GAME Group, the specialist PC and video game retailer, is set to smash profit expectations after a surge in demand for Nintendo DS and Wii games.
The group said yesterday that sales had continued to soar since it last updated the market on 11 December, when it reported a 44 per cent surge in like-for-like sales.
Game said it now expected pre-tax profits before one-off costs to be at least £
70 million for the year to the end of January, more than double the £29.5m reported the previous year.
The results will benefit from the recent acquisition of Gamestation. The firm said one-off costs associated with the £74m takeover, which received provisional clearance from the Competition Commission in December, would be about £8m. This includes costs of £4.5m for complying with the Competition Commission probe into the deal and a further £3.5m relating to the integration of Gamestation.
Game Group shares rose 8 per cent yesterday.

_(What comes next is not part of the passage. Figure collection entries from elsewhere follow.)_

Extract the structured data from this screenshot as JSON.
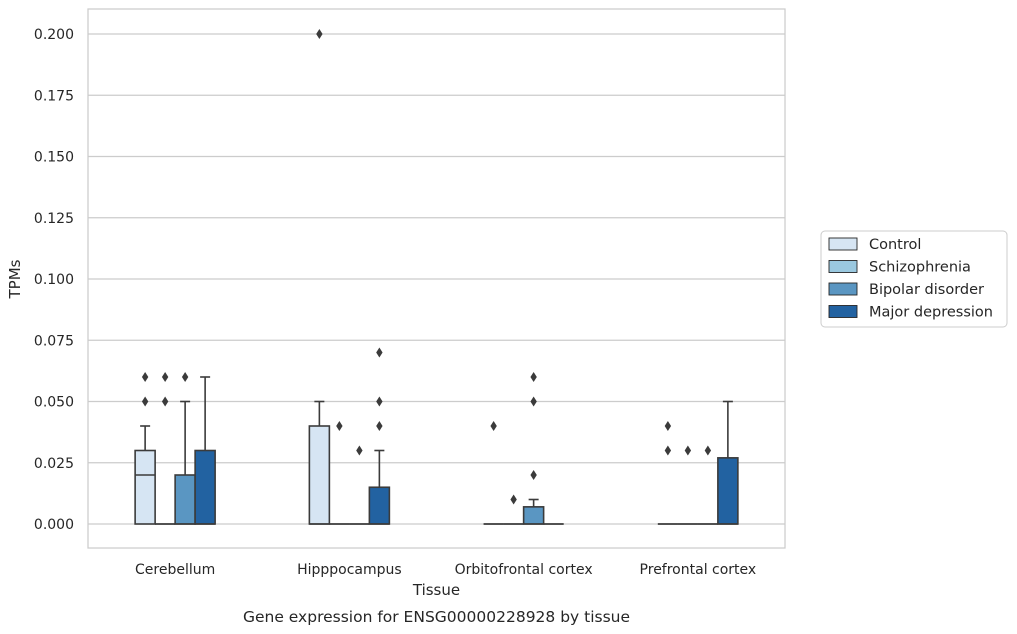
{
  "chart_data": {
    "type": "box",
    "caption": "Gene expression for ENSG00000228928 by tissue",
    "xlabel": "Tissue",
    "ylabel": "TPMs",
    "ylim": [
      -0.01,
      0.21
    ],
    "yticks": [
      "0.000",
      "0.025",
      "0.050",
      "0.075",
      "0.100",
      "0.125",
      "0.150",
      "0.175",
      "0.200"
    ],
    "grid": "horizontal",
    "legend_placement": "right",
    "categories": [
      "Cerebellum",
      "Hipppocampus",
      "Orbitofrontal cortex",
      "Prefrontal cortex"
    ],
    "series": [
      {
        "name": "Control",
        "color": "#d6e5f3",
        "boxes": [
          {
            "q1": 0.0,
            "median": 0.02,
            "q3": 0.03,
            "whisker_low": 0.0,
            "whisker_high": 0.04,
            "outliers": [
              0.05,
              0.06
            ]
          },
          {
            "q1": 0.0,
            "median": 0.0,
            "q3": 0.04,
            "whisker_low": 0.0,
            "whisker_high": 0.05,
            "outliers": [
              0.2
            ]
          },
          {
            "q1": 0.0,
            "median": 0.0,
            "q3": 0.0,
            "whisker_low": 0.0,
            "whisker_high": 0.0,
            "outliers": [
              0.04
            ]
          },
          {
            "q1": 0.0,
            "median": 0.0,
            "q3": 0.0,
            "whisker_low": 0.0,
            "whisker_high": 0.0,
            "outliers": [
              0.03,
              0.04
            ]
          }
        ]
      },
      {
        "name": "Schizophrenia",
        "color": "#9ac8df",
        "boxes": [
          {
            "q1": 0.0,
            "median": 0.0,
            "q3": 0.0,
            "whisker_low": 0.0,
            "whisker_high": 0.0,
            "outliers": [
              0.05,
              0.06
            ]
          },
          {
            "q1": 0.0,
            "median": 0.0,
            "q3": 0.0,
            "whisker_low": 0.0,
            "whisker_high": 0.0,
            "outliers": [
              0.04
            ]
          },
          {
            "q1": 0.0,
            "median": 0.0,
            "q3": 0.0,
            "whisker_low": 0.0,
            "whisker_high": 0.0,
            "outliers": [
              0.01
            ]
          },
          {
            "q1": 0.0,
            "median": 0.0,
            "q3": 0.0,
            "whisker_low": 0.0,
            "whisker_high": 0.0,
            "outliers": [
              0.03
            ]
          }
        ]
      },
      {
        "name": "Bipolar disorder",
        "color": "#5a96c2",
        "boxes": [
          {
            "q1": 0.0,
            "median": 0.0,
            "q3": 0.02,
            "whisker_low": 0.0,
            "whisker_high": 0.05,
            "outliers": [
              0.06
            ]
          },
          {
            "q1": 0.0,
            "median": 0.0,
            "q3": 0.0,
            "whisker_low": 0.0,
            "whisker_high": 0.0,
            "outliers": [
              0.03
            ]
          },
          {
            "q1": 0.0,
            "median": 0.0,
            "q3": 0.007,
            "whisker_low": 0.0,
            "whisker_high": 0.01,
            "outliers": [
              0.02,
              0.05,
              0.06
            ]
          },
          {
            "q1": 0.0,
            "median": 0.0,
            "q3": 0.0,
            "whisker_low": 0.0,
            "whisker_high": 0.0,
            "outliers": [
              0.03
            ]
          }
        ]
      },
      {
        "name": "Major depression",
        "color": "#2262a1",
        "boxes": [
          {
            "q1": 0.0,
            "median": 0.0,
            "q3": 0.03,
            "whisker_low": 0.0,
            "whisker_high": 0.06,
            "outliers": []
          },
          {
            "q1": 0.0,
            "median": 0.0,
            "q3": 0.015,
            "whisker_low": 0.0,
            "whisker_high": 0.03,
            "outliers": [
              0.04,
              0.05,
              0.07
            ]
          },
          {
            "q1": 0.0,
            "median": 0.0,
            "q3": 0.0,
            "whisker_low": 0.0,
            "whisker_high": 0.0,
            "outliers": []
          },
          {
            "q1": 0.0,
            "median": 0.0,
            "q3": 0.027,
            "whisker_low": 0.0,
            "whisker_high": 0.05,
            "outliers": []
          }
        ]
      }
    ]
  }
}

The Basingstoke-based group said in December that strong demand for all product formats, including the DS Lite and Wii, had led to "exceptional sales growth".
Sales were up 44 per cent on a like-for-like basis during the 45 weeks to 8 December, while they rose by 89 per cent once the Gamestation figures were included.
Game Group added 333 new stores to its portfolio in 2007, including 217 acquired through its takeover of Gamestation, bringing its total number of outlets to 1,150.